Documenté, ou pas, le fantasme serait un rêve érotique éveillé, un plaisir en soi et le grand véhicule mental du désir sexué. Un jardin secret pour y cultiver les merveilles de sa sensualité propre. Considéré comme une activité onirique et ludique il n’a rien à voir à un niveau conscient avec le désir de reproduction de l’espèce ni avec le coït. Le fantasme développe l’imaginaire, stimule la libido, il est la nourriture de la relation amoureuse à soi, à l’autre et aux autres.

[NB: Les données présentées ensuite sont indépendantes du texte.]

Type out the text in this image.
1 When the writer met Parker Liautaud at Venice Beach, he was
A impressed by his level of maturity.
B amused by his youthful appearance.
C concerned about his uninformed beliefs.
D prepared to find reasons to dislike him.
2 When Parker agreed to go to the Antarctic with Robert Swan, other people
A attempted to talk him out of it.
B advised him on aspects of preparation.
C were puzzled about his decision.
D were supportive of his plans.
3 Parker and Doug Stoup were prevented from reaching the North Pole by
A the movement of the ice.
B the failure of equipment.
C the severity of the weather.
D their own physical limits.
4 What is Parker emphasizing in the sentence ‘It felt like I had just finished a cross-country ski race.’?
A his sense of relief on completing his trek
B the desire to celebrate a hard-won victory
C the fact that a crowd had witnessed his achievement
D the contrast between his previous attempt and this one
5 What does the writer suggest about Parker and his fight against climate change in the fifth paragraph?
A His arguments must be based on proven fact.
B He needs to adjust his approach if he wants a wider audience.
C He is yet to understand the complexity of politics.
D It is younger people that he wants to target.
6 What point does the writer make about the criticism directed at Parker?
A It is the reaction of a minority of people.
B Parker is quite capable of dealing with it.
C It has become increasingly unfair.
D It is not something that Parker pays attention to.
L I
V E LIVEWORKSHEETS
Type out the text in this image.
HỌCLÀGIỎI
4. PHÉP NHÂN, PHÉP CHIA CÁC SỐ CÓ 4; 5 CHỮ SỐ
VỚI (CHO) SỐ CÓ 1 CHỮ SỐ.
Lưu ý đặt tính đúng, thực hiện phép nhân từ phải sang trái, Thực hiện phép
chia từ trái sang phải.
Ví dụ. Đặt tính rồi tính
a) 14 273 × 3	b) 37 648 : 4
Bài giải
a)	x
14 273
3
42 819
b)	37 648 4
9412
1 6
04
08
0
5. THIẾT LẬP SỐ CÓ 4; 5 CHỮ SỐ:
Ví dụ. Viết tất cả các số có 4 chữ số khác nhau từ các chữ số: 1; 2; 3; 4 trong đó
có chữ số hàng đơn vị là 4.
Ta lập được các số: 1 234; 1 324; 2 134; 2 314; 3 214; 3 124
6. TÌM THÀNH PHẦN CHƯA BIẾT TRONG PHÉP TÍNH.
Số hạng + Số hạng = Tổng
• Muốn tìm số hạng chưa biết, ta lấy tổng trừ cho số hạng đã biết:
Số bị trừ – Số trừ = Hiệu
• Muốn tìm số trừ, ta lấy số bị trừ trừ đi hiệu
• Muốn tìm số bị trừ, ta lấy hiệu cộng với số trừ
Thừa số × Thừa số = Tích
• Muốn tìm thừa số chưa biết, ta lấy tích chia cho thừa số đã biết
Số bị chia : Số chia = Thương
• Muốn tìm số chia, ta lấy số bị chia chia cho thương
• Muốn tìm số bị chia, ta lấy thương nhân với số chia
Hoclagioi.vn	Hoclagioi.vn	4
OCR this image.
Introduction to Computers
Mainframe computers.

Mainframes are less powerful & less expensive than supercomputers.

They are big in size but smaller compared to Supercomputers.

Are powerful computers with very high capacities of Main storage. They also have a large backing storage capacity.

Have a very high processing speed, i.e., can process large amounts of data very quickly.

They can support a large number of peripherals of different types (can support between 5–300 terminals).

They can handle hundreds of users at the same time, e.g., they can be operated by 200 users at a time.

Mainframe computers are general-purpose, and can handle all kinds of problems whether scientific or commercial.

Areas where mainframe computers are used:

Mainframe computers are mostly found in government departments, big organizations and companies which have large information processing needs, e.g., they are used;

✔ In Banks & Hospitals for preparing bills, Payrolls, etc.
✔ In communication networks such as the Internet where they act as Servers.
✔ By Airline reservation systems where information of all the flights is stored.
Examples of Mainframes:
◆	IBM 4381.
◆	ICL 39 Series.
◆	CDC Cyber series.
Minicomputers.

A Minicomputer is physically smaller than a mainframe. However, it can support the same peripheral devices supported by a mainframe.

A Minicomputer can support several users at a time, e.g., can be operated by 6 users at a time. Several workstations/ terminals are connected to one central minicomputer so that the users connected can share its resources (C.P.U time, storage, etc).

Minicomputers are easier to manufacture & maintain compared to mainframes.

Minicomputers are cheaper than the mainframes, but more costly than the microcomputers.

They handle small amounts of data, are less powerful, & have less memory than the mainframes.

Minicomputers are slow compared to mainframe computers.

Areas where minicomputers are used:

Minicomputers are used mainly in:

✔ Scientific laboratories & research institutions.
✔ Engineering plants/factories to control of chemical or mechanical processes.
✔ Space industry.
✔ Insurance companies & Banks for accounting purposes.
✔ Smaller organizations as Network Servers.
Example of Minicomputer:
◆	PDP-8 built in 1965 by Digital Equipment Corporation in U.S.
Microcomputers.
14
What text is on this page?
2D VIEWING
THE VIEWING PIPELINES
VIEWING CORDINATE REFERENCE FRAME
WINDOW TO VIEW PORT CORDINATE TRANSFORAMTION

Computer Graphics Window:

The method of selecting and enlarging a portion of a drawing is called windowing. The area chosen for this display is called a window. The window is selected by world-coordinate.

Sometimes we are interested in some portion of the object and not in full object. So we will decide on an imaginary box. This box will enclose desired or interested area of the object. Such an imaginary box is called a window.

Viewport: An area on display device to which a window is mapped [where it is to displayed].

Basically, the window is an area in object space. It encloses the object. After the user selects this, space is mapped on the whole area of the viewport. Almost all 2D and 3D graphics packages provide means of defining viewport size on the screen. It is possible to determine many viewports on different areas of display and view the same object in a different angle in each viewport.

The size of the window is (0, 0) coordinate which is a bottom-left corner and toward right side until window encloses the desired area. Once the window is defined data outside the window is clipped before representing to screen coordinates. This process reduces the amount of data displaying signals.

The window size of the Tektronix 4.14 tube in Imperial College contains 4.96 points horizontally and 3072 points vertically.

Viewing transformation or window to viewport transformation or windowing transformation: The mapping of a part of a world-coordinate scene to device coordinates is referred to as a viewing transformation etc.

« Honni soit qui mal y pense », la devise de l’Ordre de la jarretière depuis 1348, propre à la Chevalerie de la couronne d’Angleterre, naquis d’une réaction royale pour couper court à tout fantasme. En effet, selon la légende, la création de cet ordre aurait été décidée par Edouard III - 1312-1377 - , roi d’Angleterre de 1327 à 1377 (7) lors d’un bal à Calais, où il dansait avec sa maîtresse, Catherine de Grandisson - 1304-1349 - (8) comtesse douairière de Salisbury. Celle-ci ayant, en dansant, fait tomber sa jarretière, le roi, galamment, la ramassa sous les quolibets des danseurs, la mit à son genou et coupa court aux railleries par ces mots : « Messieurs, honni soit qui mal y pense. Ceux qui rient maintenant seront très honorés d’en porter une semblable, car ce ruban sera mis en tel honneur que les railleurs eux-mêmes le chercheront avec empressement. »
L’amalgame fantasme et masturbation intellectuelle amène à considère l’activité de l’esprit comme inféconde. La masturbation intellectuelle ne déboucherait sur aucunes réalisations ou idées nouvelles, comme la masturbation sexuelle ne débouche sur aucune fécondation sexuelle. Les deux comportements ayant été l’un et l’autre longtemps méprisés et considérés comme l’ennemi de la production matérielle. Le terme possède encore actuellement une connotation péjorative qui doit sans doute plus à quelque mépris de l’activité intellectuelle non “rentable” en termes de spéculation morale et financière.
Nous pouvons quand même recommander la lecture de certain livre à grand tirage et autre “best seller”, d’une seule main seulement.
« L’ambition est le fumier de la gloire » L’Aretin, - 1492-1556 - (9).
Jean-Bernard Pouchous - 2008.
Bibliographie :
-1- Thomas Nagel, Qu'est ce que tout cela veut dire ? Une très brève introduction à la philosophie, éd. Eclat, 1993.
-2- Giacomo Casanova, 1788, Icosaméron, ou, Histoire d’Edouard et d’Elisabeth qui passèrent quatre-vingt-un ans chez les Mégamicres, habitants aborigènes du protocosme dans l’intérieur de notre globe, éd. François Bourin, 1994.
-3- Nancy Friday, My secret garden, éd. Simon & Schulter, 1973.
-4- Gregory Bateson, Vers une écologie de l’esprit, tome 1 et 2, Collection Point essais, éd. Seuil, 2008.
-5- A. Yahyaoui, Violence, passages à l’acte et situation de rupture, éd. Pensée sauvage, collection Ethnopsy, 2000.
-6- Edouard Pontremoli, L’Excès du visible, Une approche phénoménologique de la photogénie, éd. Jérôme Million, collection Krisis, 1996.
-7- Ian Mortimer, The Perfect King: The Life of Edward III, Father of the English Nation, éd. Vintage, 2008.
-9- P. G. Dublin, La vie de l’Aretin, éd. Nouvelles Editions Latines, 1958.